Бета Семь при ближайшем рассмотрении | страница 9



* * *

Сознание возвращалось к Надеждину медленно. Первое, что оно принесло с собой, был ужас. Он был продолжением того ужаса, что он едва успел почувствовать в начале катастрофы. И это чувство ужаса заставило его понять, что он жив. Ужас был тем клеем, что соединял его сознание ДО и ПОСЛЕ, возвратил ощущение своего «я». Ужас был тягостным и всеобъемлющим, он наполнял его, словно под давлением. «Я жив», — вяло подумал он. Эта простенькая мысль с трудом уместилась в его мозгу, но, пробравшись туда, потащила за собой другие. И каждая следующая мысль двигалась уже легче, словно предыдущие накатали какую-то колею в его вязком сознании.

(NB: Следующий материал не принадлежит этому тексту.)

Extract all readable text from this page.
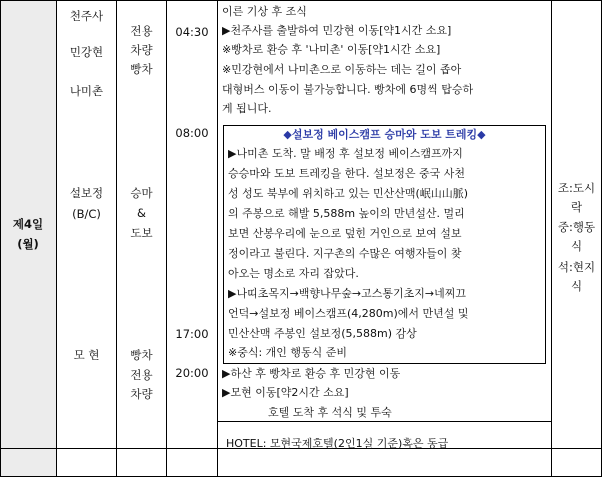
제4일
(월)
천주사
민강현
나미촌
설보정
(B/C)
모 현
전용
차량
빵차
승마
&
도보
빵차
전용
차량
04:30
08:00
17:00
20:00
이른 기상 후 조식
▶천주사를 출발하여 민강현 이동[약1시간 소요]
※빵차로 환승 후 '나미촌' 이동[약1시간 소요]
※민강현에서 나미촌으로 이동하는 데는 길이 좁아
대형버스 이동이 불가능합니다. 빵차에 6명씩 탑승하
게 됩니다.
◆설보정 베이스캠프 승마와 도보 트레킹◆
▶나미촌 도착. 말 배정 후 설보정 베이스캠프까지
승승마와 도보 트레킹을 한다. 설보정은 중국 사천
성 성도 북부에 위치하고 있는 민산산맥(岷山山脈)
의 주봉으로 해발 5,588m 높이의 만년설산. 멀리
보면 산봉우리에 눈으로 덮힌 거인으로 보여 설보
정이라고 불린다. 지구촌의 수많은 여행자들이 찾
아오는 명소로 자리 잡았다.
▶나띠초목지→백향나무숲→고스통기초지→네찌끄
언덕→설보정 베이스캠프(4,280m)에서 만년설 및
민산산맥 주봉인 설보정(5,588m) 감상
※중식: 개인 행동식 준비
▶하산 후 빵차로 환승 후 민강현 이동
▶모현 이동[약2시간 소요]
호텔 도착 후 석식 및 투숙
HOTEL: 모현국제호텔(2인1실 기준)혹은 동급
조:도시
락
중:행동
식
석:현지
식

«Я жив», — еще раз подумал он, и теперь эта мысль уже не была отрешенной констатацией, а несла с собой чувства. И ужас начал потихоньку отступать. Нет, он не исчез, он лишь отступил, стал фоном.

«Катастрофа», — сказал он себе. Слово это, казалось бы, должно было опять погрузить его в отчаяние, но этого не произошло. «Раз я жив, — сделал он простенькое умозаключение, — значит, катастрофа не так страшна».

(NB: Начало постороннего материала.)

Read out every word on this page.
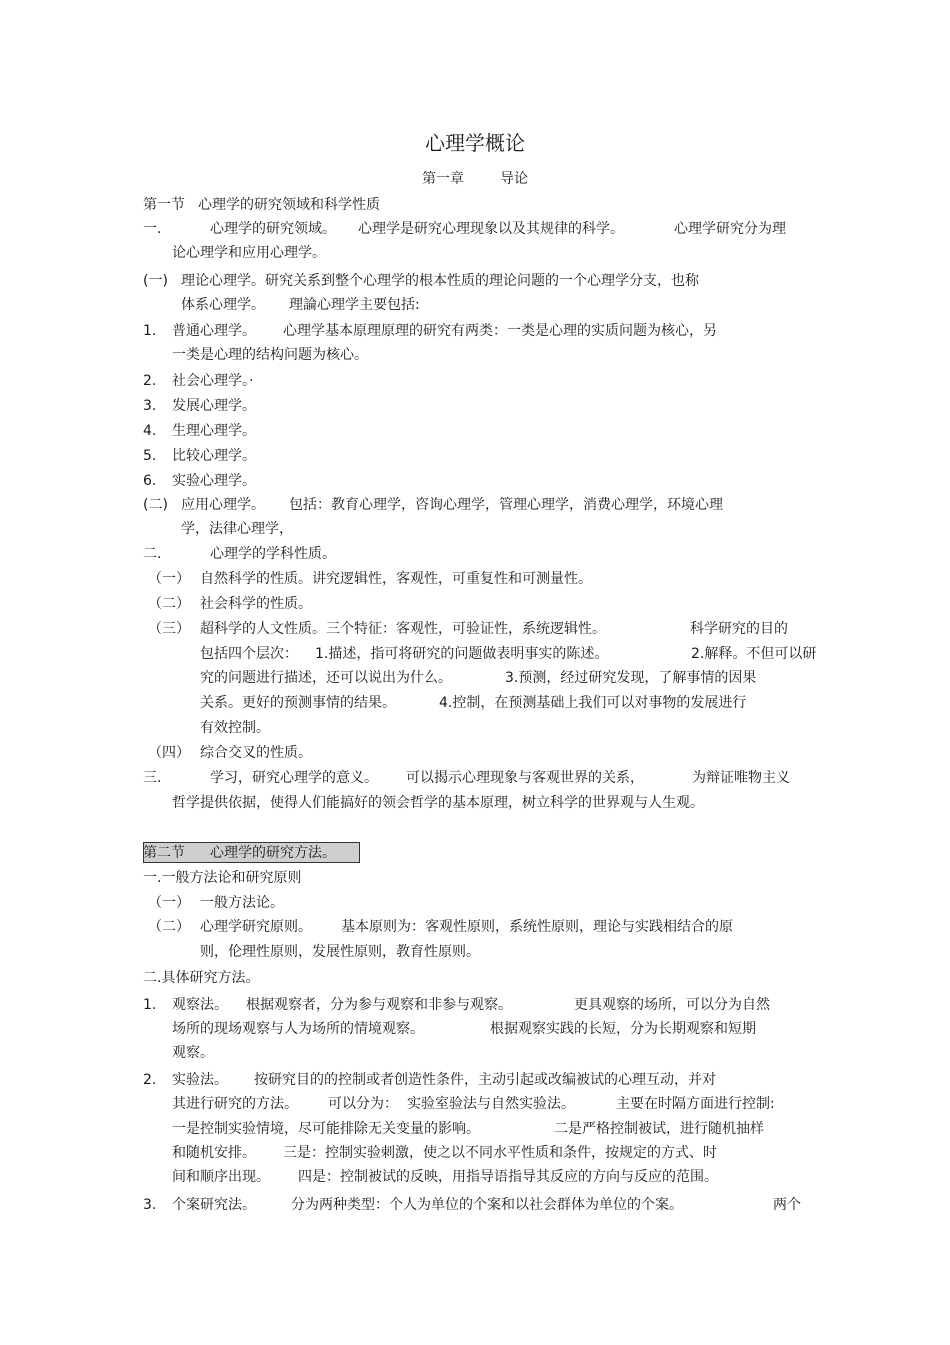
心理学概论
第一章	导论
第一节 心理学的研究领域和科学性质
一.	心理学的研究领域。 心理学是研究心理现象以及其规律的科学。	心理学研究分为理
论心理学和应用心理学。
(一) 理论心理学。研究关系到整个心理学的根本性质的理论问题的一个心理学分支，也称
体系心理学。 理論心理学主要包括:
1. 普通心理学。 心理学基本原理原理的研究有两类：一类是心理的实质问题为核心，另
一类是心理的结构问题为核心。
2. 社会心理学。·
3. 发展心理学。
4. 生理心理学。
5. 比较心理学。
6. 实验心理学。
(二) 应用心理学。 包括：教育心理学，咨询心理学，管理心理学，消费心理学，环境心理
学，法律心理学，
二.	心理学的学科性质。
（一） 自然科学的性质。讲究逻辑性，客观性，可重复性和可测量性。
（二） 社会科学的性质。
（三） 超科学的人文性质。三个特征：客观性，可验证性，系统逻辑性。	科学研究的目的
包括四个层次： 1.描述，指可将研究的问题做表明事实的陈述。	2.解释。不但可以研
究的问题进行描述，还可以说出为什么。	3.预测，经过研究发现，了解事情的因果
关系。更好的预测事情的结果。	4.控制，在预测基础上我们可以对事物的发展进行
有效控制。
（四） 综合交叉的性质。
三.	学习，研究心理学的意义。 可以揭示心理现象与客观世界的关系，	为辩证唯物主义
哲学提供依据，使得人们能搞好的领会哲学的基本原理，树立科学的世界观与人生观。
第二节 心理学的研究方法。
一.一般方法论和研究原则
（一） 一般方法论。
（二） 心理学研究原则。 基本原则为：客观性原则，系统性原则，理论与实践相结合的原
则，伦理性原则，发展性原则，教育性原则。
二.具体研究方法。
1. 观察法。 根据观察者，分为参与观察和非参与观察。	更具观察的场所，可以分为自然
场所的现场观察与人为场所的情境观察。	根据观察实践的长短，分为长期观察和短期
观察。
2. 实验法。 按研究目的的控制或者创造性条件，主动引起或改编被试的心理互动，并对
其进行研究的方法。 可以分为： 实验室验法与自然实验法。	主要在时隔方面进行控制:
一是控制实验情境，尽可能排除无关变量的影响。	二是严格控制被试，进行随机抽样
和随机安排。 三是：控制实验刺激，使之以不同水平性质和条件，按规定的方式、时
间和顺序出现。 四是：控制被试的反映，用指导语指导其反应的方向与反应的范围。
3. 个案研究法。	分为两种类型：个人为单位的个案和以社会群体为单位的个案。	两个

Хрупкая человеческая жизнь и космос абсолютно враждебны. Космос угрожает ей всеми своими свойствами: абсолютным нулем, который при соприкосновении с человеческим телом мгновенно вымораживает из него все живое; глубочайшим вакуумом, который в доли секунды заставит вскипеть кровь, высосет до последней молекулы газа из легких; губительное излучение, что легко пронижет беззащитное перед ним тело.

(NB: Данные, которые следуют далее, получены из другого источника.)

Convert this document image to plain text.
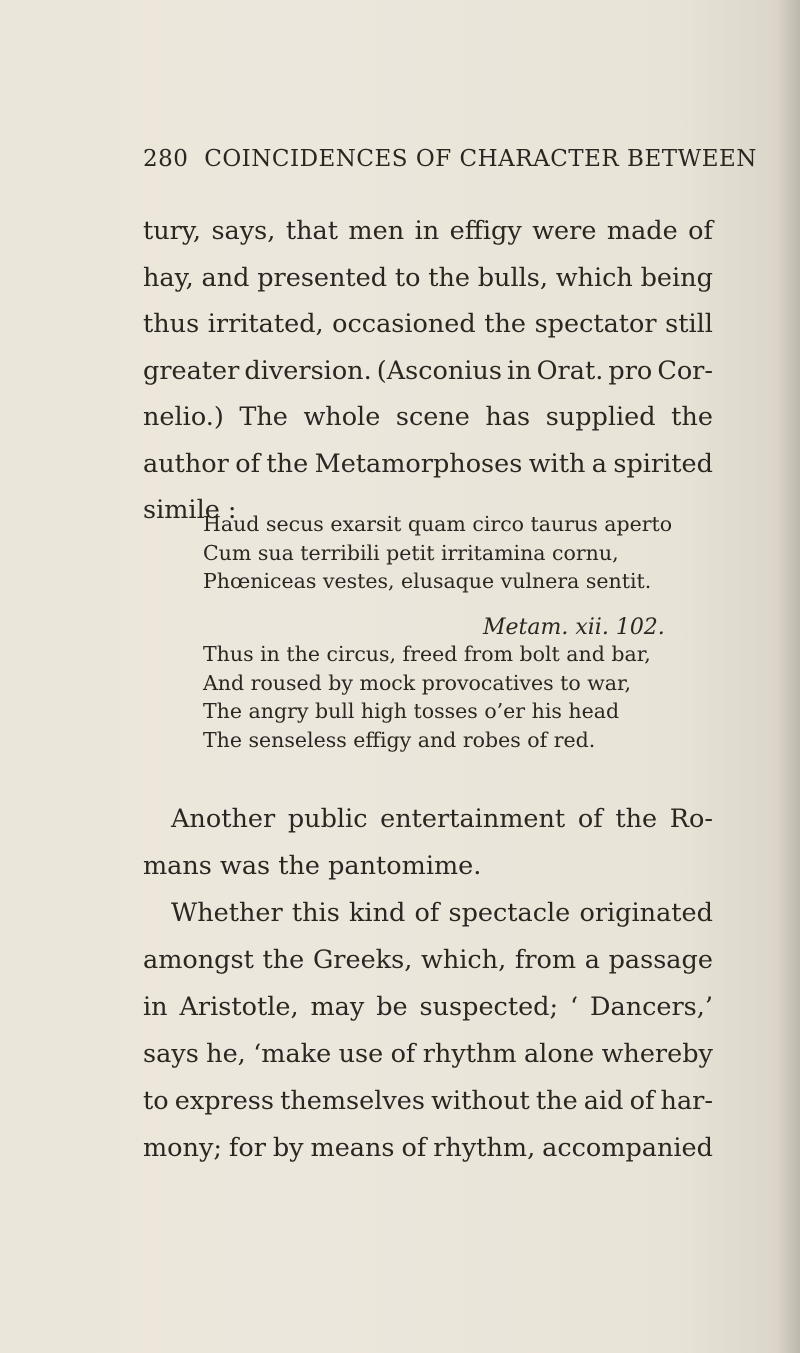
280 COINCIDENCES OF CHARACTER BETWEEN
tury, says, that men in effigy were made of
hay, and presented to the bulls, which being
thus irritated, occasioned the spectator still
greater diversion. (Asconius in Orat. pro Cor-
nelio.) The whole scene has supplied the
author of the Metamorphoses with a spirited
simile :
Haud secus exarsit quam circo taurus aperto
Cum sua terribili petit irritamina cornu,
Phœniceas vestes, elusaque vulnera sentit.
Metam. xii. 102.
Thus in the circus, freed from bolt and bar,
And roused by mock provocatives to war,
The angry bull high tosses o’er his head
The senseless effigy and robes of red.
Another public entertainment of the Ro-
mans was the pantomime.
Whether this kind of spectacle originated
amongst the Greeks, which, from a passage
in Aristotle, may be suspected; ‘ Dancers,’
says he, ‘make use of rhythm alone whereby
to express themselves without the aid of har-
mony; for by means of rhythm, accompanied
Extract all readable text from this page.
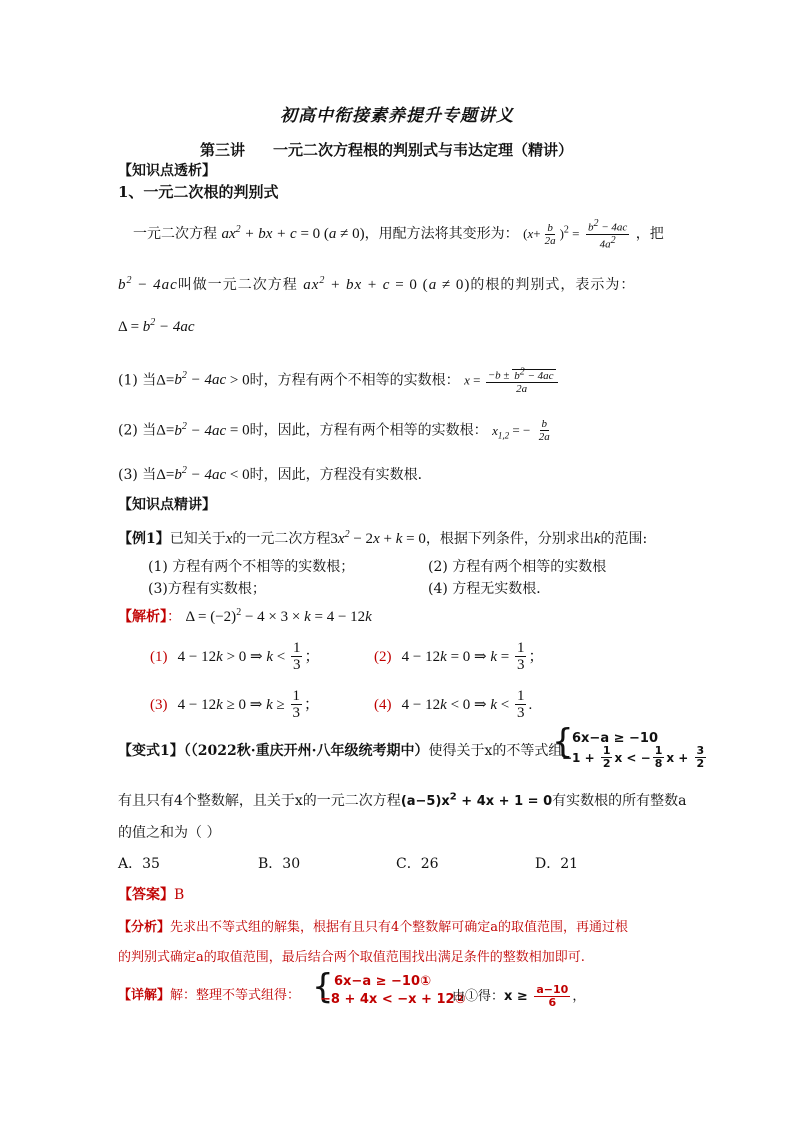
初高中衔接素养提升专题讲义
第三讲 一元二次方程根的判别式与韦达定理（精讲）
【知识点透析】
1、一元二次根的判别式
一元二次方程 $ax^2$ + bx + c = 0 (a ≠ 0)，用配方法将其变形为： $(x+ \frac{b}{2a} )^2 = \frac{b^2 - 4ac}{4a^2}$ ，把
$b^2 - 4ac$叫做一元二次方程 $ax^2$ + bx + c = 0 (a ≠ 0)的根的判别式，表示为：
$\Delta = b^2 - 4ac$
(1) 当$\Delta=b^2 - 4ac > 0$时，方程有两个不相等的实数根： $x = \frac{-b \pm b^2 - 4ac}{2a}$
(2) 当$\Delta=b^2 - 4ac = 0$时，因此，方程有两个相等的实数根： $x_{1,2}$ = − $\frac{b}{2a}$
(3) 当$\Delta=b^2 - 4ac < 0$时，因此，方程没有实数根．
【知识点精讲】
【例1】已知关于x的一元二次方程$3x^2 - 2x + k = 0$，根据下列条件，分别求出k的范围:
(1) 方程有两个不相等的实数根；	(2) 方程有两个相等的实数根
(3)方程有实数根；	(4) 方程无实数根．
【解析】： $\Delta = (-2)^2 - 4 \times 3 \times k = 4 - 12k$
(1) 4 − 12k > 0 ⇒ $k < \frac{1}{3}$ ；	(2) 4 − 12k = 0 ⇒ $k = \frac{1}{3}$ ；
(3) 4 − 12k ≥ 0 ⇒ $k \ge \frac{1}{3}$ ；	(4) 4 − 12k < 0 ⇒ $k < \frac{1}{3}$ .
【变式1】（（2022秋·重庆开州·八年级统考期中）使得关于x的不等式组
{
6x−a ≥ −10
$-1 + \frac{1}{2}$ x < − $\frac{1}{8}$ $x + \frac{3}{2}$
有且只有4个整数解，且关于x的一元二次方程$(a-5)x^2 + 4x + 1 = 0$有实数根的所有整数a
的值之和为（ ）
A．35	B．30	C．26	D．21
【答案】B
【分析】先求出不等式组的解集，根据有且只有4个整数解可确定a的取值范围，再通过根
的判别式确定a的取值范围，最后结合两个取值范围找出满足条件的整数相加即可.
【详解】解：整理不等式组得： { 6x−a ≥ −10①
−8 + 4x < −x + 12②
由①得：$x \ge \frac{a-10}{6}$ ，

И то, что в его мозгу ползли какие-то мысли, то, что сердце холодным прессом сжало ощущение беды, уже давало надежду. Он жив, жив, жив, а стало быть, жива и их «Сызрань», единственная их страховка против равнодушных, но смертельных опасностей космического пространства.

Он хотел открыть глаза, но не смог этого сделать.

«Я ослеп, — подумал он и тут же поправил себя: — Нет, не обязательно ослеп, может быть, вокруг просто темно».

Страх слепоты в других условиях был бы пронзительным и леденящим, но сейчас для него почти не оставалось места, он просто не проникал в сознание, наполненное еще большим страхом.

Темнота давала надежду. Призрачную, нелепую, невозможную. Может быть, не все так страшно. Свет был страшен. Свет опять мог открыть шлюзы для нового потока ужаса, мог принести с собой непоправимую реальность.

И все же свет пробивался сквозь плотную темноту. Темнота постепенно теряла густоту, физическую ощутимость, как будто кто-то не спеша разжижал ее. Она истончалась. Она еще была темнотой, но в ее зыбкости уже не было определенности.